Судья и палач - Фридрих Дюрренматт
Шрифт:
Интервал:
Закладка:
- Я еще жив. А я всегда занимался тобой, - ответил комиссар хладнокровно.
Они помолчали.
Шофер на бешеной скорости несся к площади Виктории. Какой-то старик ковылял через улицу и с трудом увернулся от колес.
- Будьте же внимательней, - раздраженно сказал Берлах.
- Поезжай быстрей, - резко крикнул Гастман и насмешливо посмотрел на старика. - Я люблю быструю езду.
Комиссара знобило. Он не любил безвоздушных пространств. Они неслись по мосту, обогнали трамвай и с бешеной скоростью приближались через серебряную ленту реки к городу, услужливо раскрывшемуся перед ними. Улочки были еще пустынны и безлюдны, небо над городом - стеклянным.
- Советую тебе прекратить игру. Пора признать свое поражение, - сказал Гастман, набивая трубку.
Старик взглянул на темные углубления арок, мимо которых они проезжали, на призрачные фигуры двух полицейских, стоявших перед книжным магазином Ланга.
Это Гайсбюлер и Цумштег, подумал он, и еще: пора, наконец, уплатить за Фонтане.
- Мы не можем прекратить игру, - произнес он наконец. - В ту ночь в Турции ты стал виновен потому, что предложил это пари, Гастман, а я потому, что принял его.

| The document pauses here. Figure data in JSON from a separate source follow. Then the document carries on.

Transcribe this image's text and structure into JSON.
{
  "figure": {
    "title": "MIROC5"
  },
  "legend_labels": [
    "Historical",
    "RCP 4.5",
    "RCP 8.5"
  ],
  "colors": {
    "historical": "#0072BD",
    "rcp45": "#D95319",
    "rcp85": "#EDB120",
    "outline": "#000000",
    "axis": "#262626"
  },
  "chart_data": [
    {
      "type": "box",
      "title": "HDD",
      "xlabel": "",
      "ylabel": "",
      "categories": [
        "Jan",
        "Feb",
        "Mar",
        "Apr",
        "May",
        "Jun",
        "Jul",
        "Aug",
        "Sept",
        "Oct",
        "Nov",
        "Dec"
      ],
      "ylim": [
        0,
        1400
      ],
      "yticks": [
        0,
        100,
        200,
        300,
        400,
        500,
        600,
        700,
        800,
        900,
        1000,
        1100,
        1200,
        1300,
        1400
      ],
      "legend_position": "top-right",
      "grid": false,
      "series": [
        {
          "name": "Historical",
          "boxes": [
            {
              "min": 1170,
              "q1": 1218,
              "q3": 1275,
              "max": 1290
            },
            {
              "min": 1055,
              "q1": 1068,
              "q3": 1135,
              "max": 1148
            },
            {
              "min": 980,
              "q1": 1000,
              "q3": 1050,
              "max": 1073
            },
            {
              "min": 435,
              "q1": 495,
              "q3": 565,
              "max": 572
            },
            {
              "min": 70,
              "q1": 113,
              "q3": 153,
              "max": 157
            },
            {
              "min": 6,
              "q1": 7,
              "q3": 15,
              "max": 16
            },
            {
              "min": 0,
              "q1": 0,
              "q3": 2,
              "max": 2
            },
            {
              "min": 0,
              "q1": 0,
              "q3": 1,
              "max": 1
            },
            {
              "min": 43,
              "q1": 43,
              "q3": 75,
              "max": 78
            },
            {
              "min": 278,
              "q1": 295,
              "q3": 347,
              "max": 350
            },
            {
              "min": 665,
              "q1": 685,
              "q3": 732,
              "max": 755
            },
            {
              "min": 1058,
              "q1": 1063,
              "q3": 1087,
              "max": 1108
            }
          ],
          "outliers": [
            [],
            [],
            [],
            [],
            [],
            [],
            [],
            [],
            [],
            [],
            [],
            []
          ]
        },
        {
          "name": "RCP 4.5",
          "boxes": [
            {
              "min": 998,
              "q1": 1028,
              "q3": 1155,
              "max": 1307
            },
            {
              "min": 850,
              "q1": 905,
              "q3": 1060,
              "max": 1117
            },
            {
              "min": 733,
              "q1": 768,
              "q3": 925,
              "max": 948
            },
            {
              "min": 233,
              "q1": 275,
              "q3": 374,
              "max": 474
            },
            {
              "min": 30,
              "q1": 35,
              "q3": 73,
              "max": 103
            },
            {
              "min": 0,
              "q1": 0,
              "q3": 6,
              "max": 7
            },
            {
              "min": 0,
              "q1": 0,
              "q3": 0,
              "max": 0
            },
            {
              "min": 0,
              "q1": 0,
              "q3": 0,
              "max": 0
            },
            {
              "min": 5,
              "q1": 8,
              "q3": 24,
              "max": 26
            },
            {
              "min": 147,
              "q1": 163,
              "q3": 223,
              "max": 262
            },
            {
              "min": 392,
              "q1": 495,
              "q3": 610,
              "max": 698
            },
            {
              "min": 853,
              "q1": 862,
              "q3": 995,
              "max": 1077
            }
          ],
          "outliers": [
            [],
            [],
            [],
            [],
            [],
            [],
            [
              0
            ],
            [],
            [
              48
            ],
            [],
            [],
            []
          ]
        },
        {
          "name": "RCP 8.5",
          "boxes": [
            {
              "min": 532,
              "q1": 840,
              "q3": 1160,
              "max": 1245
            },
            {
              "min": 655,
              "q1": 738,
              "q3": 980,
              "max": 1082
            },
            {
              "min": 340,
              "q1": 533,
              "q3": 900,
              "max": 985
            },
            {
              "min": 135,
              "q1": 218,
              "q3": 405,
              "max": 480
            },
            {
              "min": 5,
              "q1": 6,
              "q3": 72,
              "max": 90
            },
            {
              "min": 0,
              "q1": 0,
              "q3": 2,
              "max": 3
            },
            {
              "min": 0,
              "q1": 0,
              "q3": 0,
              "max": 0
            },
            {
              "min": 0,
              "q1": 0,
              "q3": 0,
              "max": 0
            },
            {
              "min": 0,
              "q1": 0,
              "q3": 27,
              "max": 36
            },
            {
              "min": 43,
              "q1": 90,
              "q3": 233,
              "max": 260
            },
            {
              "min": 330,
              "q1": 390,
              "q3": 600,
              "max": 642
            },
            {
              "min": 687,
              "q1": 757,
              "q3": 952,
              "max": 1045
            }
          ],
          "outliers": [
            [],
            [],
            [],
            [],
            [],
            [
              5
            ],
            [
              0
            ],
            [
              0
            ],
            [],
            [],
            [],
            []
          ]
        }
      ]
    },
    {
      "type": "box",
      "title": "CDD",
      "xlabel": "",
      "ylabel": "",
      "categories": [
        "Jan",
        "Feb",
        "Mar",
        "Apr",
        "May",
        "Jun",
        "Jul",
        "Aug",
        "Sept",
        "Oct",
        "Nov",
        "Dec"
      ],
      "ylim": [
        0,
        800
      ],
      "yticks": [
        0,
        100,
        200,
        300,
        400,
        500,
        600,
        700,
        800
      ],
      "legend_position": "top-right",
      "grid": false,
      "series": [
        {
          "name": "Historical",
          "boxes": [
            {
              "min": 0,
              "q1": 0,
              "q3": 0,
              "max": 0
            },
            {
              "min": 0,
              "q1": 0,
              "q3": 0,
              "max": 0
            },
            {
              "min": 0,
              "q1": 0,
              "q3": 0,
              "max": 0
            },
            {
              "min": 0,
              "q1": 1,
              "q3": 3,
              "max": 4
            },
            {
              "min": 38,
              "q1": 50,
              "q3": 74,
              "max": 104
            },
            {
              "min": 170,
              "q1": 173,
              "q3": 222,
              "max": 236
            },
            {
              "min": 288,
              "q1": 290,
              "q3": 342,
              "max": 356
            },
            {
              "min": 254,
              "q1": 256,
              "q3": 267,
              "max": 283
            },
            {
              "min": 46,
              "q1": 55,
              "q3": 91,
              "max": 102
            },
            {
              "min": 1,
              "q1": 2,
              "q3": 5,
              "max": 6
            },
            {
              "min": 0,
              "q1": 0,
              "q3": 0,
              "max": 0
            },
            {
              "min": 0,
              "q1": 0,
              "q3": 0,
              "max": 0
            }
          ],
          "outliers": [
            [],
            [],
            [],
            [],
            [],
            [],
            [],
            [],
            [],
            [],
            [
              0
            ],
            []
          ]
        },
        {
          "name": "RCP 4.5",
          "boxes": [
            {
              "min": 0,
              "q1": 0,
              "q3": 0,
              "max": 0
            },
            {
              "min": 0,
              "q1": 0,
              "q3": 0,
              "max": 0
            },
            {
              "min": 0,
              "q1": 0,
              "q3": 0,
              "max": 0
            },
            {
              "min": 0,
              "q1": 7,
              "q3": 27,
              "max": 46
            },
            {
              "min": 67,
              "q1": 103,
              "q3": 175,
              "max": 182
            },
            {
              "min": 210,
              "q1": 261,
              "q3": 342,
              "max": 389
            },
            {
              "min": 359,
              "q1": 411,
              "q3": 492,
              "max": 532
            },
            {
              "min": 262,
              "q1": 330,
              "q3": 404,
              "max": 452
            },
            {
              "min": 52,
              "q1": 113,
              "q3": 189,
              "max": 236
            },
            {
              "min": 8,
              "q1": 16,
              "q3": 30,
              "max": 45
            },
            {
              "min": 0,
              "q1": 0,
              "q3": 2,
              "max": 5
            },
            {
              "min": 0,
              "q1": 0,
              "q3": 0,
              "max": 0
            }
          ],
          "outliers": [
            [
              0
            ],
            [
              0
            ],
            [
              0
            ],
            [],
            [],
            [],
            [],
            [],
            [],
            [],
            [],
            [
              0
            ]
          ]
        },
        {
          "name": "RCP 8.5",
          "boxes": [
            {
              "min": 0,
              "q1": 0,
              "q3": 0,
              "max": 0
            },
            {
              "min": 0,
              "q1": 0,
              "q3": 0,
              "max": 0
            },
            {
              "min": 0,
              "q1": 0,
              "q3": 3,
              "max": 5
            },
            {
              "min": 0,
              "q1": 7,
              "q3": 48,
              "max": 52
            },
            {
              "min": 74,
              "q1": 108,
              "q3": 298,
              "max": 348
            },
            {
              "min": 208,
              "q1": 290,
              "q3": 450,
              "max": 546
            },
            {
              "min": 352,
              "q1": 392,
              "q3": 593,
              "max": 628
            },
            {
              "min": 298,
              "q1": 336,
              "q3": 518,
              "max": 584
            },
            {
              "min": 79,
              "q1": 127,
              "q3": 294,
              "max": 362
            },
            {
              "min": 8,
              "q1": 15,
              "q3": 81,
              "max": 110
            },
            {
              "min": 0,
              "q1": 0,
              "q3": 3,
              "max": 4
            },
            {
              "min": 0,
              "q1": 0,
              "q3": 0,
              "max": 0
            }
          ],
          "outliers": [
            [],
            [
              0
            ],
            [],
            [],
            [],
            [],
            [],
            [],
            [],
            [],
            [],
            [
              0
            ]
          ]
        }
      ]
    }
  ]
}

Они проехали мимо здания федерального совета.
- Ты все еще думаешь, что я убил Шмида? - спросил он.
- Я ни минуты не верил в это, - ответил старик и продолжал, равнодушно глядя, как тот раскуривает трубку: - Мне не удалось поймать тебя на преступлениях, которые ты совершил, теперь я поймаю тебя на преступлении, которого ты не совершал.

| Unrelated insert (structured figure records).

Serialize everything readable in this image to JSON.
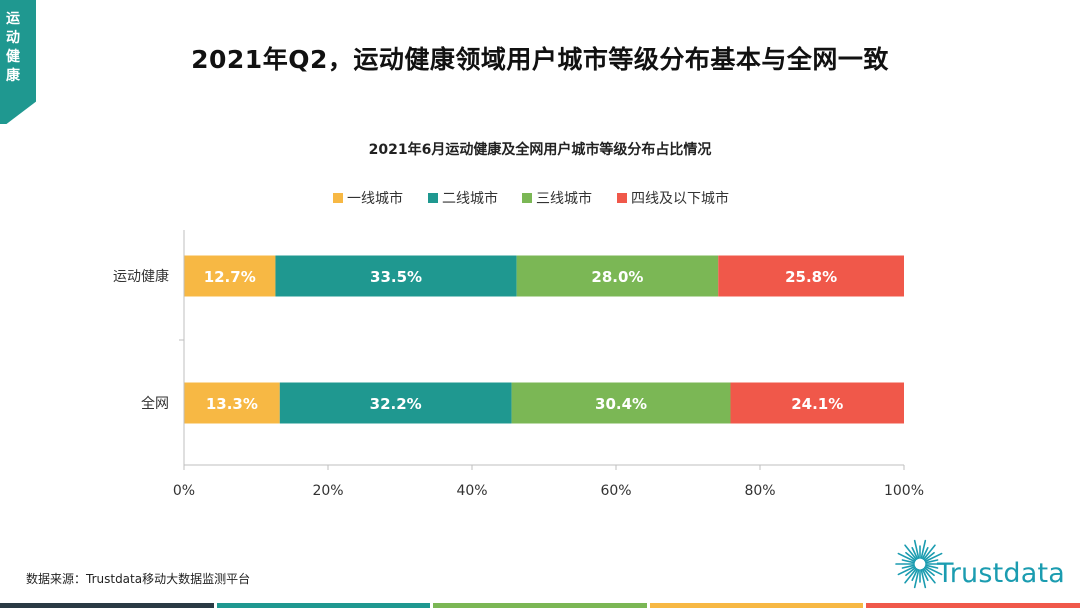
{
  "side_tab": {
    "label": "运动健康",
    "color": "#1f9890"
  },
  "page_title": "2021年Q2，运动健康领域用户城市等级分布基本与全网一致",
  "chart_data": {
    "type": "bar",
    "orientation": "horizontal",
    "stacked": true,
    "title": "2021年6月运动健康及全网用户城市等级分布占比情况",
    "categories": [
      "运动健康",
      "全网"
    ],
    "series": [
      {
        "name": "一线城市",
        "color": "#f7b844",
        "values": [
          12.7,
          13.3
        ],
        "labels": [
          "12.7%",
          "13.3%"
        ]
      },
      {
        "name": "二线城市",
        "color": "#1f9890",
        "values": [
          33.5,
          32.2
        ],
        "labels": [
          "33.5%",
          "32.2%"
        ]
      },
      {
        "name": "三线城市",
        "color": "#7bb755",
        "values": [
          28.0,
          30.4
        ],
        "labels": [
          "28.0%",
          "30.4%"
        ]
      },
      {
        "name": "四线及以下城市",
        "color": "#f0584a",
        "values": [
          25.8,
          24.1
        ],
        "labels": [
          "25.8%",
          "24.1%"
        ]
      }
    ],
    "xlim": [
      0,
      100
    ],
    "xticks": [
      0,
      20,
      40,
      60,
      80,
      100
    ],
    "xtick_labels": [
      "0%",
      "20%",
      "40%",
      "60%",
      "80%",
      "100%"
    ],
    "legend": "top-center",
    "grid": false
  },
  "source": "数据来源：Trustdata移动大数据监测平台",
  "logo": {
    "text": "Trustdata",
    "icon": "sunburst-icon",
    "color": "#1b9cb0"
  },
  "footer_colors": [
    "#2a3a44",
    "#1f9890",
    "#7bb755",
    "#f7b844",
    "#f0584a"
  ]
}
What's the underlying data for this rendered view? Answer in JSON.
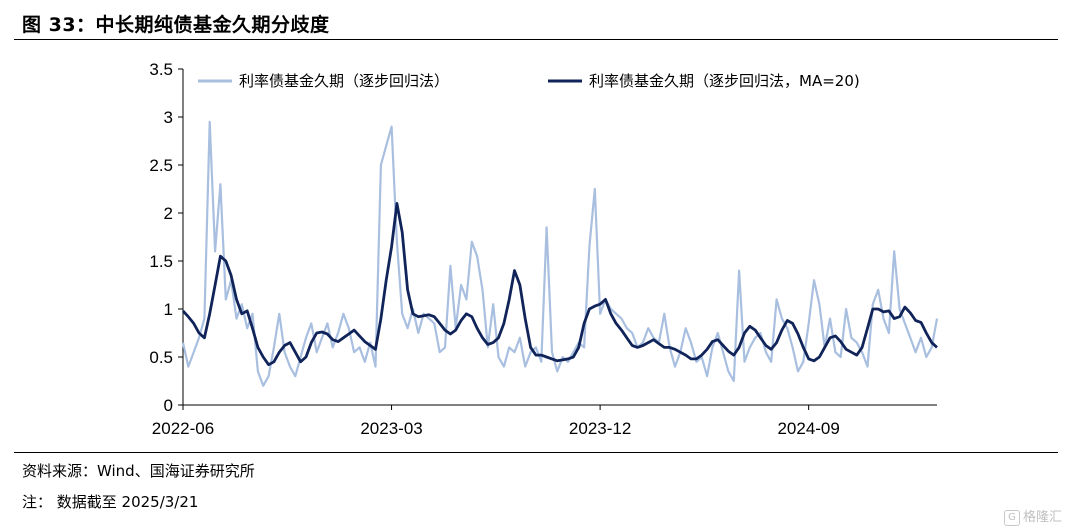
{
  "title": "图 33：中长期纯债基金久期分歧度",
  "source": "资料来源：Wind、国海证券研究所",
  "note": "注： 数据截至 2025/3/21",
  "watermark": "格隆汇",
  "watermark_icon": "G",
  "chart_data": {
    "type": "line",
    "title": "",
    "xlabel": "",
    "ylabel": "",
    "ylim": [
      0,
      3.5
    ],
    "yticks": [
      "0",
      "0.5",
      "1",
      "1.5",
      "2",
      "2.5",
      "3",
      "3.5"
    ],
    "xtick_labels": [
      "2022-06",
      "2023-03",
      "2023-12",
      "2024-09"
    ],
    "xtick_index": [
      0,
      39,
      78,
      117
    ],
    "colors": {
      "raw": "#a9bfe0",
      "ma": "#10245a"
    },
    "series": [
      {
        "name": "利率债基金久期（逐步回归法）",
        "values": [
          0.65,
          0.4,
          0.55,
          0.7,
          0.9,
          2.95,
          1.6,
          2.3,
          1.1,
          1.3,
          0.9,
          1.05,
          0.8,
          0.95,
          0.35,
          0.2,
          0.3,
          0.6,
          0.95,
          0.55,
          0.4,
          0.3,
          0.5,
          0.7,
          0.85,
          0.55,
          0.7,
          0.85,
          0.6,
          0.75,
          0.95,
          0.8,
          0.55,
          0.6,
          0.45,
          0.65,
          0.4,
          2.5,
          2.7,
          2.9,
          1.7,
          0.95,
          0.8,
          1.0,
          0.75,
          0.95,
          0.9,
          0.85,
          0.55,
          0.6,
          1.45,
          0.8,
          1.25,
          1.1,
          1.7,
          1.55,
          1.2,
          0.6,
          1.05,
          0.5,
          0.4,
          0.6,
          0.55,
          0.7,
          0.4,
          0.55,
          0.6,
          0.45,
          1.85,
          0.55,
          0.35,
          0.5,
          0.45,
          0.55,
          0.65,
          0.6,
          1.65,
          2.25,
          0.95,
          1.1,
          1.0,
          0.95,
          0.9,
          0.8,
          0.75,
          0.6,
          0.65,
          0.8,
          0.7,
          0.65,
          0.95,
          0.6,
          0.4,
          0.55,
          0.8,
          0.65,
          0.45,
          0.5,
          0.3,
          0.6,
          0.75,
          0.55,
          0.35,
          0.25,
          1.4,
          0.45,
          0.6,
          0.7,
          0.75,
          0.55,
          0.45,
          1.1,
          0.9,
          0.8,
          0.6,
          0.35,
          0.45,
          0.85,
          1.3,
          1.05,
          0.6,
          0.9,
          0.55,
          0.5,
          1.0,
          0.7,
          0.65,
          0.55,
          0.4,
          1.05,
          1.2,
          0.9,
          0.75,
          1.6,
          1.0,
          0.85,
          0.7,
          0.55,
          0.7,
          0.5,
          0.6,
          0.9
        ]
      },
      {
        "name": "利率债基金久期（逐步回归法，MA=20)",
        "values": [
          0.98,
          0.92,
          0.85,
          0.75,
          0.7,
          0.95,
          1.25,
          1.55,
          1.5,
          1.35,
          1.1,
          0.95,
          0.98,
          0.8,
          0.6,
          0.5,
          0.42,
          0.45,
          0.55,
          0.62,
          0.65,
          0.55,
          0.45,
          0.5,
          0.65,
          0.75,
          0.76,
          0.74,
          0.68,
          0.66,
          0.7,
          0.74,
          0.78,
          0.72,
          0.66,
          0.62,
          0.58,
          0.9,
          1.3,
          1.65,
          2.1,
          1.8,
          1.2,
          0.95,
          0.92,
          0.93,
          0.94,
          0.92,
          0.85,
          0.78,
          0.74,
          0.78,
          0.88,
          0.95,
          0.92,
          0.8,
          0.7,
          0.63,
          0.65,
          0.7,
          0.85,
          1.1,
          1.4,
          1.25,
          0.9,
          0.6,
          0.52,
          0.52,
          0.5,
          0.48,
          0.46,
          0.47,
          0.48,
          0.5,
          0.6,
          0.85,
          1.0,
          1.03,
          1.05,
          1.1,
          0.95,
          0.85,
          0.78,
          0.7,
          0.62,
          0.6,
          0.62,
          0.65,
          0.68,
          0.64,
          0.6,
          0.6,
          0.58,
          0.55,
          0.52,
          0.48,
          0.48,
          0.52,
          0.58,
          0.66,
          0.68,
          0.62,
          0.56,
          0.52,
          0.6,
          0.75,
          0.82,
          0.78,
          0.7,
          0.62,
          0.58,
          0.65,
          0.78,
          0.88,
          0.85,
          0.74,
          0.6,
          0.48,
          0.46,
          0.5,
          0.6,
          0.7,
          0.72,
          0.66,
          0.58,
          0.55,
          0.52,
          0.6,
          0.8,
          1.0,
          1.0,
          0.97,
          0.98,
          0.9,
          0.92,
          1.02,
          0.96,
          0.88,
          0.86,
          0.75,
          0.65,
          0.6
        ]
      }
    ]
  }
}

Гастман испытующе посмотрел на комиссара.
- Эта возможность мне даже не приходила в голову, - сказал он. Придется быть начеку. Комиссар молчал.

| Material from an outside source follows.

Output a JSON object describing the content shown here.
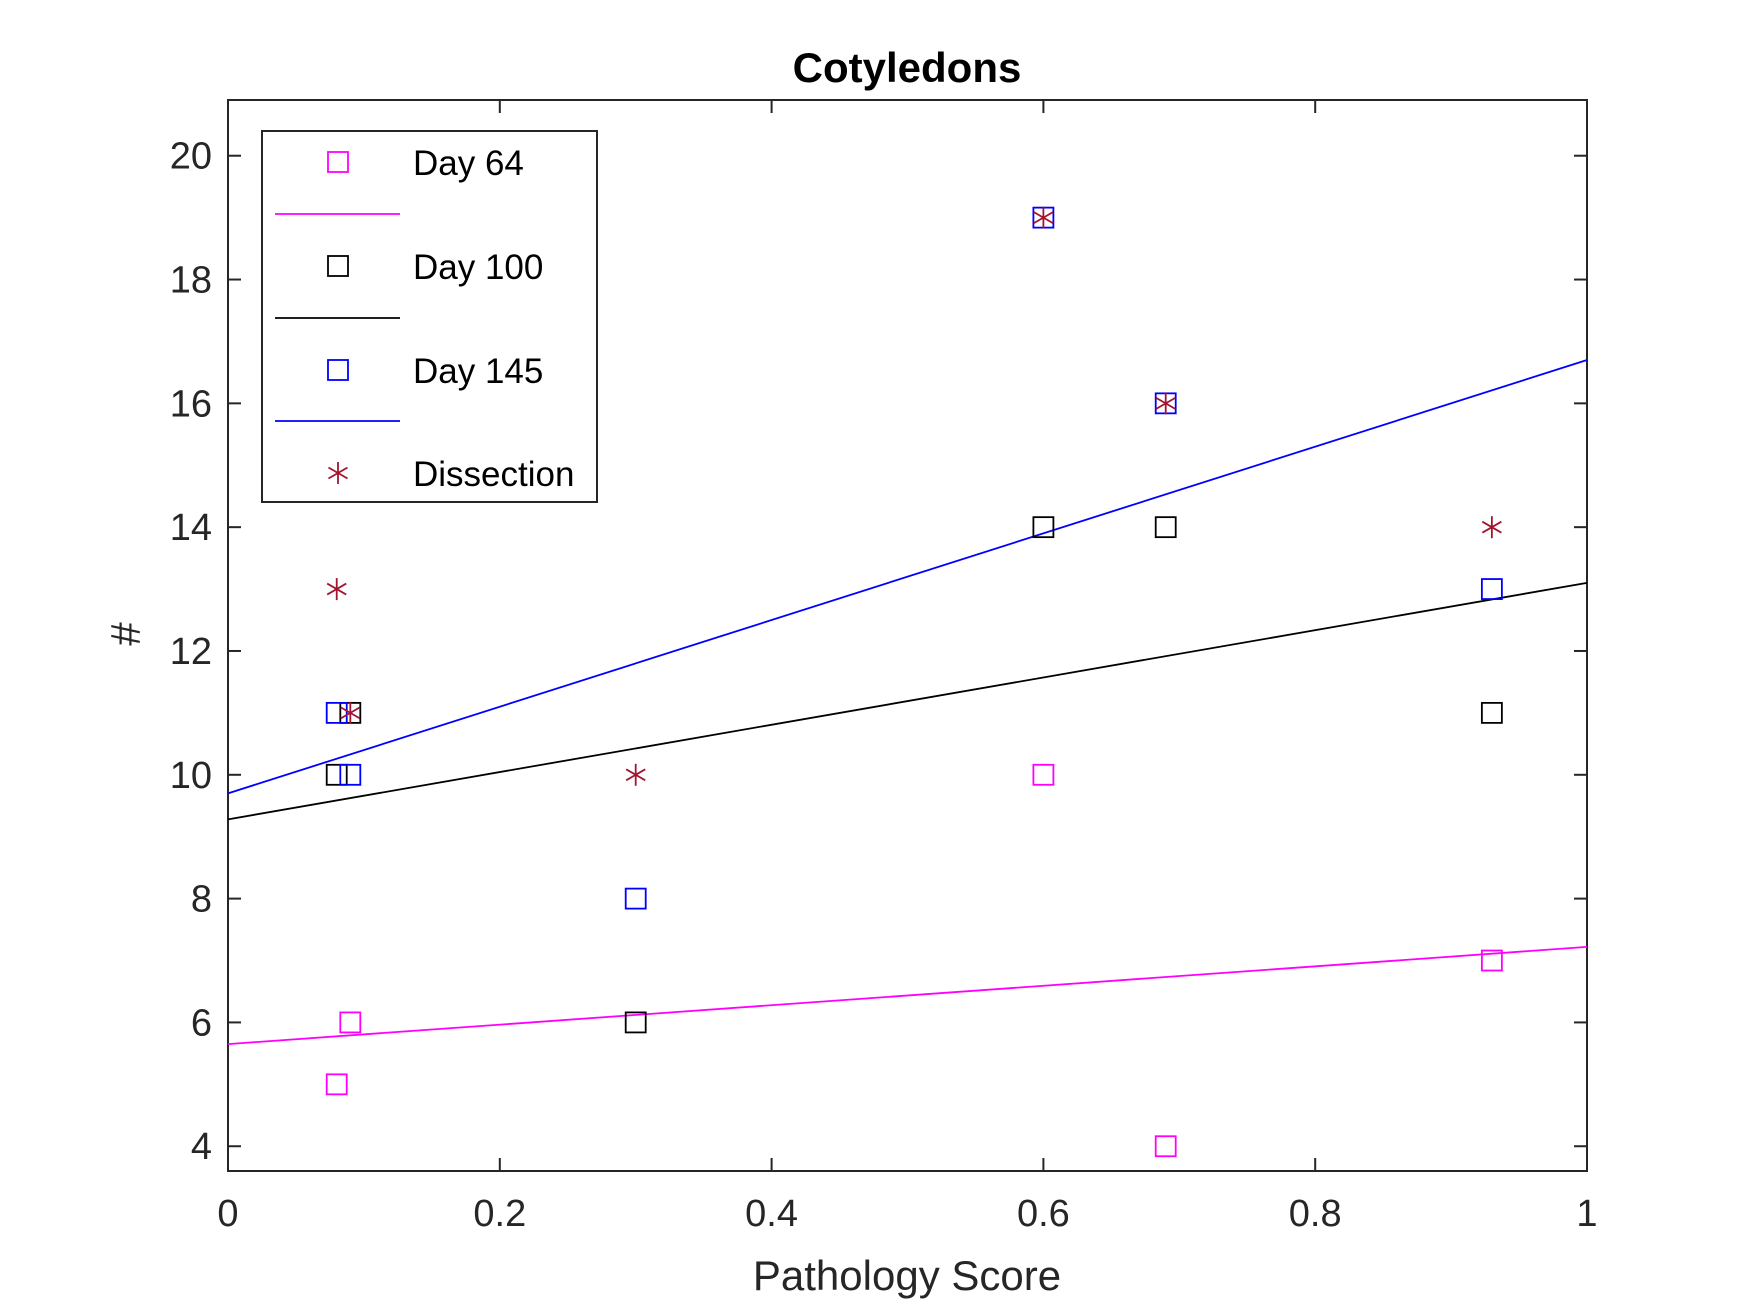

- Возможно, ты опасней, нежели я думал, старик, - произнес Гастман задумчиво в своем углу. Машина остановилась. Они были у вокзала.
- Я последний раз говорил с тобой, Берлах, - сказал Гастман. - В следующий раз я тебя убью- конечно, если ты переживешь операцию.
- Ты ошибаешься, - сказал Берлах, стоя на утренней площади, старый и мерзнущий.
- Ты меня не убьешь. Я единственный, кто знает тебя, и поэтому я единственный, кто может судить тебя. Я осудил тебя, Гастман, я приговорил тебя к смерти. Ты не переживешь сегодняшнего дня. Палач, которого я выбрал, сегодня придет к тебе. Он тебя убьет, это нужно, наконец, сделать во имя бога.
Гастман вздрогнул и пораженно уставился на старика, но тот повернулся и зашагал к вокзалу, сунув руки в карманы пальто, не оборачиваясь, вошел в темное здание, медленно заполнявшееся людьми.
- Глупец ты! - закричал Гастман вслед комиссару, закричал так громко, что некоторые прохожие обернулись. - Глупец!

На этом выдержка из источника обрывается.